Russian gymnast (born 1964)

Vladimir Nikolaevich Artemov (Владимир Николаевич Артемов, born 7 December 1964) is a former Russian artistic gymnast, Olympic champion and world champion who competed for the Soviet Union. He is considered to be one of the greatest parallel bars workers of all time.

He was born in Vladimir.

Artemov competed at the 1988 Summer Olympics in Seoul where he received gold medals in horizontal bar, parallel bars, all-around individual and team combined exercises.

==World championships==
Artemov won a gold medal in parallel bars at the 1983 World Artistic Gymnastics Championships in Budapest, and again at the 1987 World Artistic Gymnastics Championships in Rotterdam.
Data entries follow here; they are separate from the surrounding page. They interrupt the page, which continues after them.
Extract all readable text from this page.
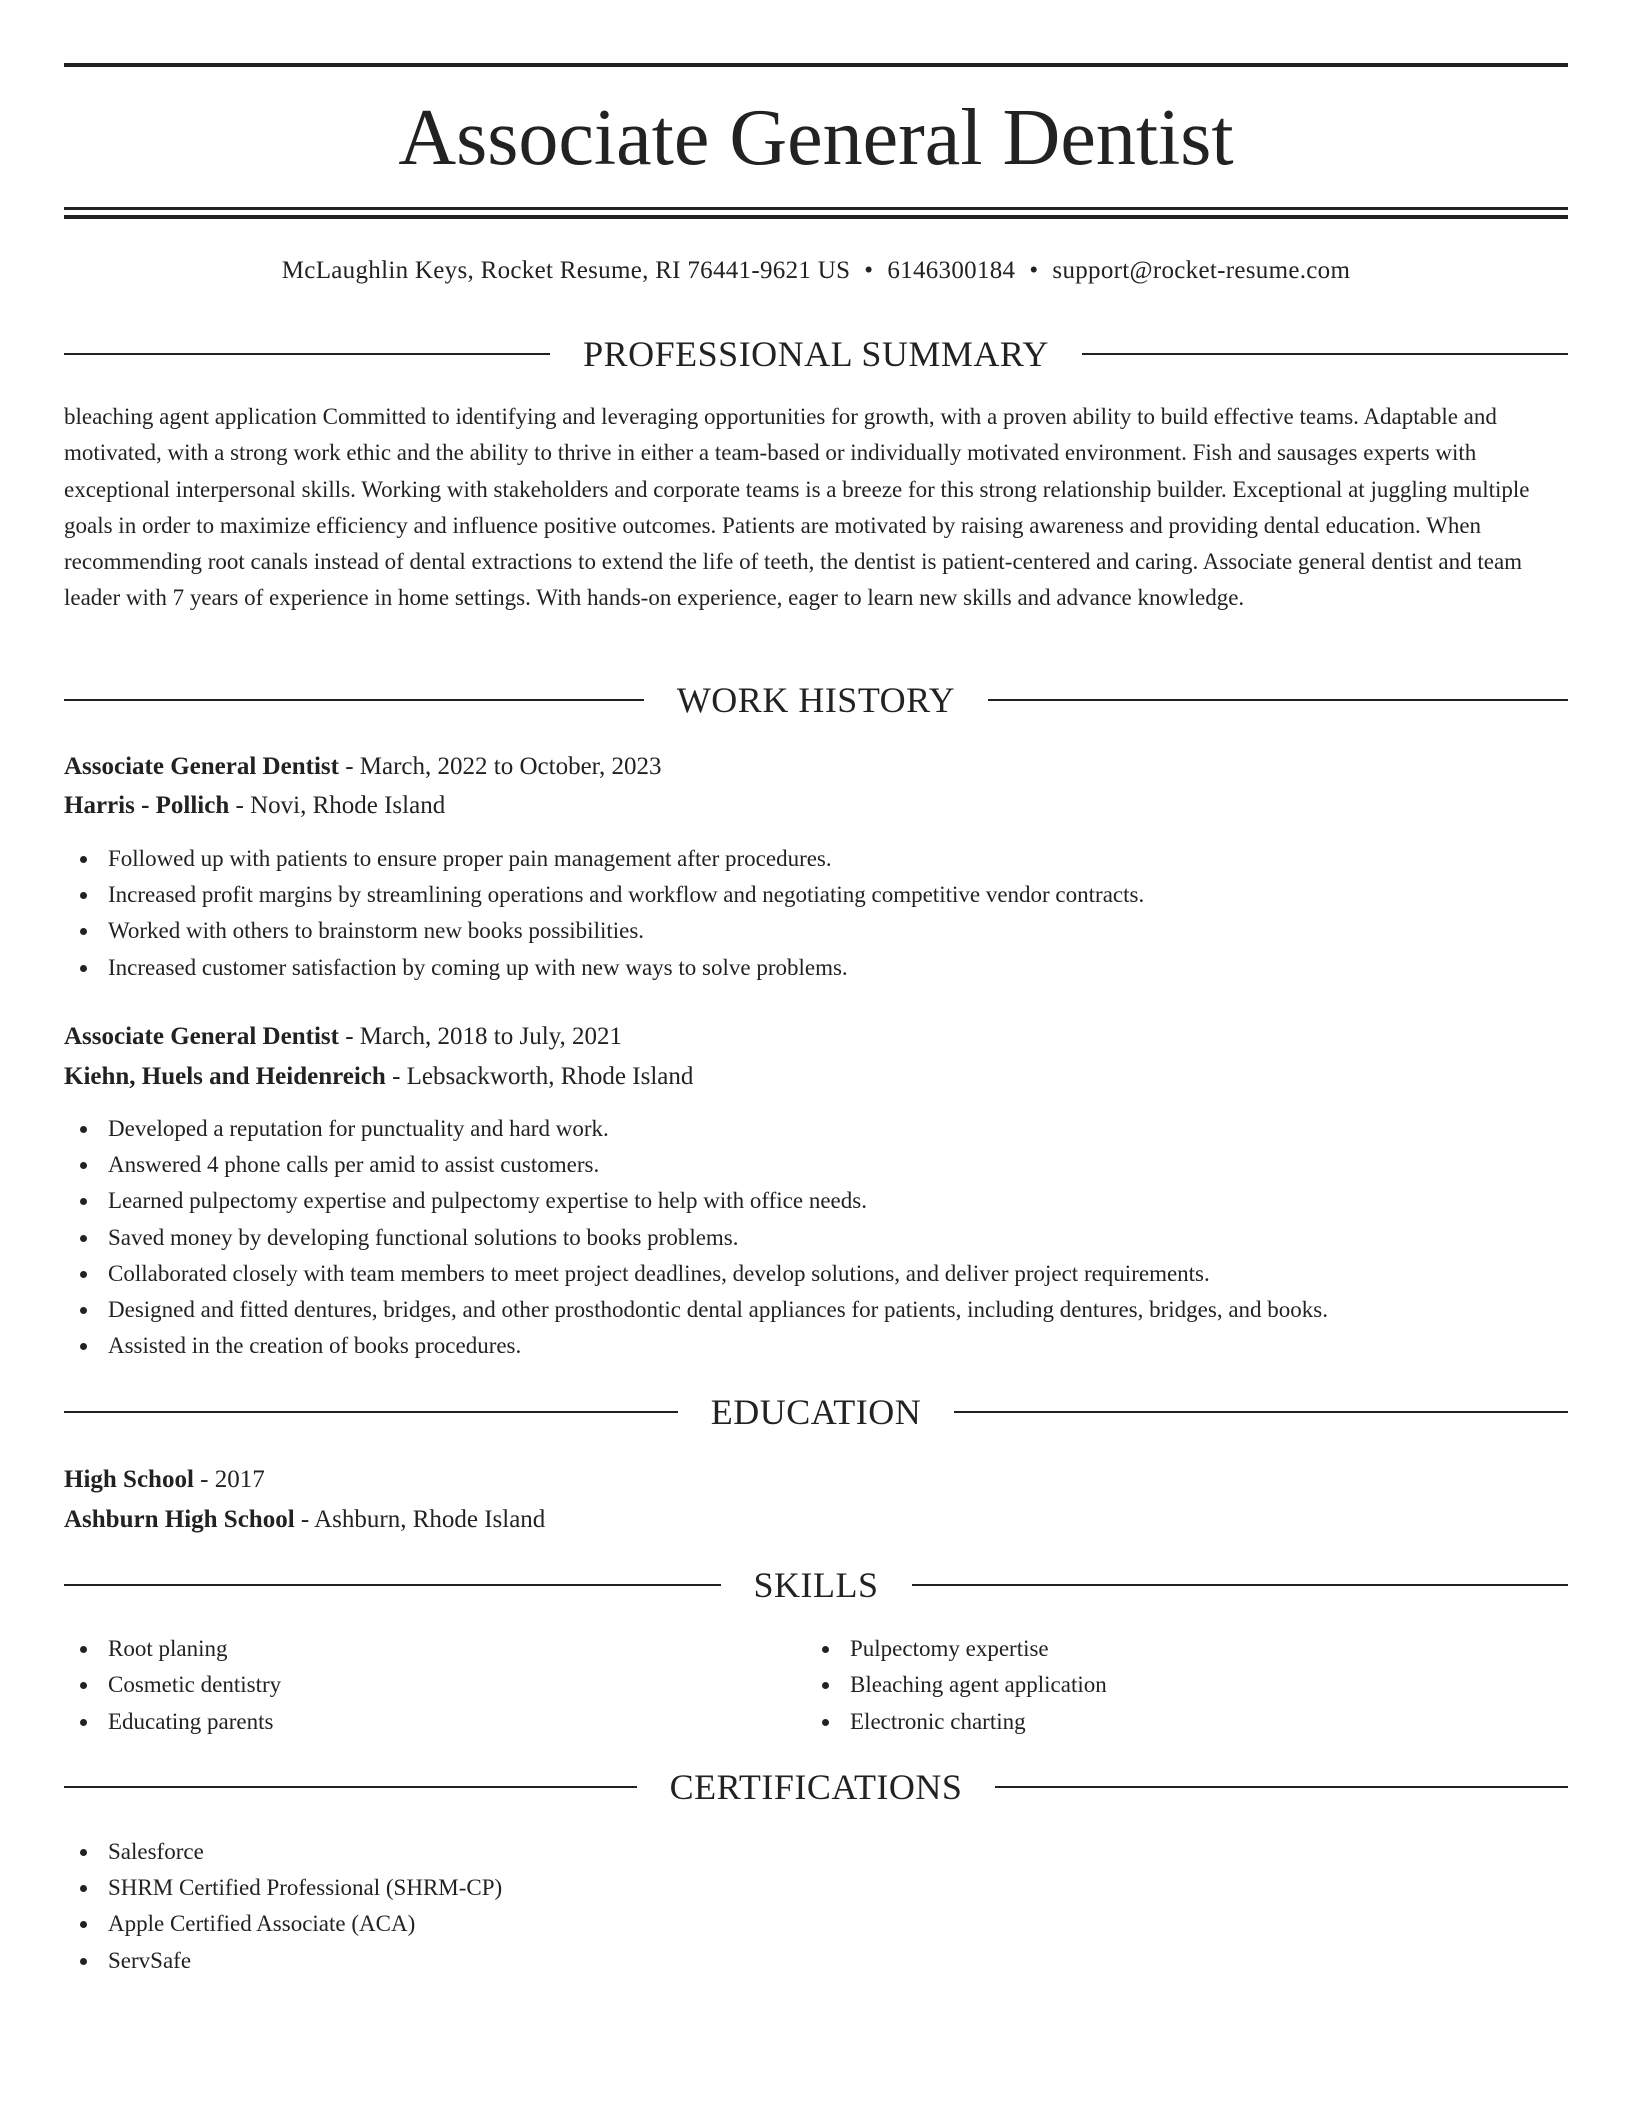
Associate General Dentist
McLaughlin Keys, Rocket Resume, RI 76441-9621 US • 6146300184 • support@rocket-resume.com
PROFESSIONAL SUMMARY
bleaching agent application Committed to identifying and leveraging opportunities for growth, with a proven ability to build effective teams. Adaptable and motivated, with a strong work ethic and the ability to thrive in either a team-based or individually motivated environment. Fish and sausages experts with exceptional interpersonal skills. Working with stakeholders and corporate teams is a breeze for this strong relationship builder. Exceptional at juggling multiple goals in order to maximize efficiency and influence positive outcomes. Patients are motivated by raising awareness and providing dental education. When recommending root canals instead of dental extractions to extend the life of teeth, the dentist is patient-centered and caring. Associate general dentist and team leader with 7 years of experience in home settings. With hands-on experience, eager to learn new skills and advance knowledge.
WORK HISTORY
Associate General Dentist - March, 2022 to October, 2023
Harris - Pollich - Novi, Rhode Island
Followed up with patients to ensure proper pain management after procedures.
Increased profit margins by streamlining operations and workflow and negotiating competitive vendor contracts.
Worked with others to brainstorm new books possibilities.
Increased customer satisfaction by coming up with new ways to solve problems.
Associate General Dentist - March, 2018 to July, 2021
Kiehn, Huels and Heidenreich - Lebsackworth, Rhode Island
Developed a reputation for punctuality and hard work.
Answered 4 phone calls per amid to assist customers.
Learned pulpectomy expertise and pulpectomy expertise to help with office needs.
Saved money by developing functional solutions to books problems.
Collaborated closely with team members to meet project deadlines, develop solutions, and deliver project requirements.
Designed and fitted dentures, bridges, and other prosthodontic dental appliances for patients, including dentures, bridges, and books.
Assisted in the creation of books procedures.
EDUCATION
High School - 2017
Ashburn High School - Ashburn, Rhode Island
SKILLS
Root planing
Cosmetic dentistry
Educating parents
Pulpectomy expertise
Bleaching agent application
Electronic charting
CERTIFICATIONS
Salesforce
SHRM Certified Professional (SHRM-CP)
Apple Certified Associate (ACA)
ServSafe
He has received five silver medals and two bronze medals at the World Gymnastics Championships. He participated on the Soviet teams which won the team final in 1985, 1987 and 1989, and finished second in 1983.

==Awards==
Artemov was listed among the USSR top ten athletes of the year in 1988.

==After the Olympics==
Artemov immigrated to the United States from the failing Soviet Union in 1990, settling in Pennsylvania. However, he has mistakenly been identified as the father of former US gymnast Alexander (Sasha) Artemev. The two men are not related. Artemov currently lives in San Antonio, Texas, where he runs a gym with his wife Natalia.